1211 N. Glebe Rd., Arlington 527-7474 Hours: 6:30 a.m. to 10:30 p.m. seven days a week. Prices: Breakfast $1.50 to $6.95; lunch $3.25 to $7.95; dinner, soups and appetizers $1.95 to $5.95; sandwiches and entrees $4.95 to $14.95. Cards: Diners Club, American Express, MasterCard, Visa, Carte Blanche. Nonsmoking section available.

The new combination motel/office building that houses Angelo's is built close to the street at the busy intersection of Glebe Road and Washington Boulevard, an area under such rapid development that the anticipated influx of workers looking for food within walking distance should be good news for local eateries.

Angelo's, although not affiliated with the adjacent Comfort Inn Motel, has the look of a sleepy motel coffee shop or restaurant: striped wallpaper in neutral tones of beige and tan, mauve/brown vinyl booths with long benches, and cherry-stained, oversized butcher block tables.

Unquestionably the best bet on the menu is the fish, which is consistently fresh and moderately priced in the $7 to $8 range. I enjoyed a delicate broiled trout amandine, split and boned, and a nicely grilled salmon fillet, although the mediocre Hollandaise sauce was not a plus. My favorite was the whole baby flounder lightly seasoned with oregano and lemon butter. (I was told, however, that an upcoming menu revision will not include this dish.)

As for the rest of the menu, it's a roll of the dice. The appetizers, for example, are rather ho-hum. The generous portion of three thick slices of smoked salmon for $5.95 is ample enough to share, and sharing is a necessity as the salmon is too salty to finish solo. The batter for the chicken nuggets is nicely peppery, but inside the chopped chicken has an unpleasant processed texture. The onion rings are ordinary. Ditto for the onion soup, which is a regular menu item.

But the daily specials tend to be quite good -- for example, a hearty white bean with bacon soup and a rich chicken noodle. Each dinner comes with a choice of the soup du jour or a fresh but ordinary tossed salad. Take the soup.

There are a few Greek touches inspired by the Greek heritage of Angelo's owner and the chef, such as the light and tasty Athenian omelet with fresh tomatoes, black olives and feta cheese, and a decent Greek salad. Unfortunately, the nicely cooked beef shish kebab had been overmarinated, giving the meat a strong aftertaste and mushy texture.

A better beef choice was a special of barbecued baby spare ribs with the tenderness and flavor of well-done pot roast. The sauce was sweet with a faint tang of vinegar.

Gravy turns up where you least expect it, such as the commercial-tasting goo on the shish kebab. On the other hand, the gravy with onions and green peppers was a pleasant twist to the pan-fried calf's liver, which generally was tender although slightly overdone.
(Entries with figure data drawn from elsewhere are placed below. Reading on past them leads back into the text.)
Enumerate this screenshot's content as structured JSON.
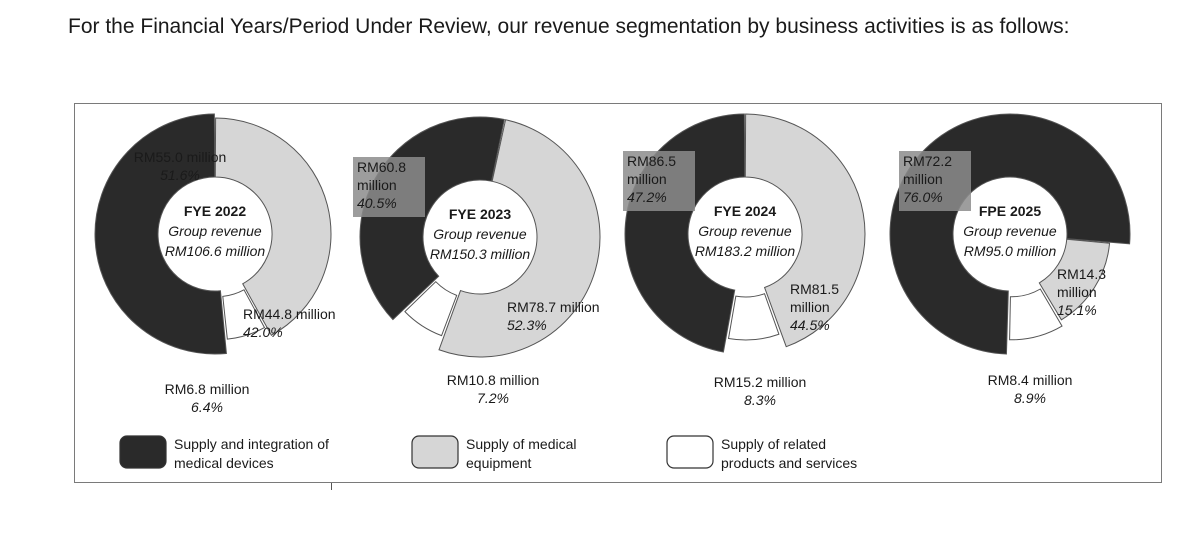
{
  "intro_text": "For the Financial Years/Period Under Review, our revenue segmentation by business activities is as follows:",
  "colors": {
    "dark": "#2a2a2a",
    "light": "#d6d6d6",
    "white": "#ffffff",
    "stroke": "#555555",
    "labelbox": "#8c8c8c"
  },
  "legend": [
    {
      "label_line1": "Supply and integration of",
      "label_line2": "medical devices",
      "color": "#2a2a2a"
    },
    {
      "label_line1": "Supply of medical",
      "label_line2": "equipment",
      "color": "#d6d6d6"
    },
    {
      "label_line1": "Supply of related",
      "label_line2": "products and services",
      "color": "#ffffff"
    }
  ],
  "chart_data": [
    {
      "type": "pie",
      "title": "FYE 2022",
      "center_line1": "Group revenue",
      "center_line2": "RM106.6 million",
      "slices": [
        {
          "series": "Supply and integration of medical devices",
          "amount": "RM55.0 million",
          "percent": "51.6%",
          "value": 51.6,
          "amount_lines": [
            "RM55.0 million"
          ]
        },
        {
          "series": "Supply of medical equipment",
          "amount": "RM44.8 million",
          "percent": "42.0%",
          "value": 42.0,
          "amount_lines": [
            "RM44.8 million"
          ]
        },
        {
          "series": "Supply of related products and services",
          "amount": "RM6.8 million",
          "percent": "6.4%",
          "value": 6.4,
          "amount_lines": [
            "RM6.8 million"
          ]
        }
      ]
    },
    {
      "type": "pie",
      "title": "FYE 2023",
      "center_line1": "Group revenue",
      "center_line2": "RM150.3 million",
      "slices": [
        {
          "series": "Supply and integration of medical devices",
          "amount": "RM60.8 million",
          "percent": "40.5%",
          "value": 40.5,
          "amount_lines": [
            "RM60.8",
            "million"
          ]
        },
        {
          "series": "Supply of medical equipment",
          "amount": "RM78.7 million",
          "percent": "52.3%",
          "value": 52.3,
          "amount_lines": [
            "RM78.7 million"
          ]
        },
        {
          "series": "Supply of related products and services",
          "amount": "RM10.8 million",
          "percent": "7.2%",
          "value": 7.2,
          "amount_lines": [
            "RM10.8 million"
          ]
        }
      ]
    },
    {
      "type": "pie",
      "title": "FYE 2024",
      "center_line1": "Group revenue",
      "center_line2": "RM183.2 million",
      "slices": [
        {
          "series": "Supply and integration of medical devices",
          "amount": "RM86.5 million",
          "percent": "47.2%",
          "value": 47.2,
          "amount_lines": [
            "RM86.5",
            "million"
          ]
        },
        {
          "series": "Supply of medical equipment",
          "amount": "RM81.5 million",
          "percent": "44.5%",
          "value": 44.5,
          "amount_lines": [
            "RM81.5",
            "million"
          ]
        },
        {
          "series": "Supply of related products and services",
          "amount": "RM15.2 million",
          "percent": "8.3%",
          "value": 8.3,
          "amount_lines": [
            "RM15.2 million"
          ]
        }
      ]
    },
    {
      "type": "pie",
      "title": "FPE 2025",
      "center_line1": "Group revenue",
      "center_line2": "RM95.0 million",
      "slices": [
        {
          "series": "Supply and integration of medical devices",
          "amount": "RM72.2 million",
          "percent": "76.0%",
          "value": 76.0,
          "amount_lines": [
            "RM72.2",
            "million"
          ]
        },
        {
          "series": "Supply of medical equipment",
          "amount": "RM14.3 million",
          "percent": "15.1%",
          "value": 15.1,
          "amount_lines": [
            "RM14.3",
            "million"
          ]
        },
        {
          "series": "Supply of related products and services",
          "amount": "RM8.4 million",
          "percent": "8.9%",
          "value": 8.9,
          "amount_lines": [
            "RM8.4 million"
          ]
        }
      ]
    }
  ]
}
Two Italian-style chicken dishes were disappointing. The chicken breasts bathed in a gentle Marsala wine sauce with mushrooms, and the batter-dipped chicken doratti laced with lemon butter, suffered from tasteless meat.

The red meat sauce on a side dish of spaghetti had an unusual taste -- more like apricots than tomatoes.

Of the desserts, all made elsewhere, the ice cream mud pie and the German chocolate cake are safe choices. The hot apple pie had a breadlike crust and an institutional-tasting apple filling.

While the service is friendly and generally competent, the kitchen does not produce consistently good results. Nonetheless, there is a core of good dishes that might make Angelo's a convenient stop for workers and residents in the immediate area.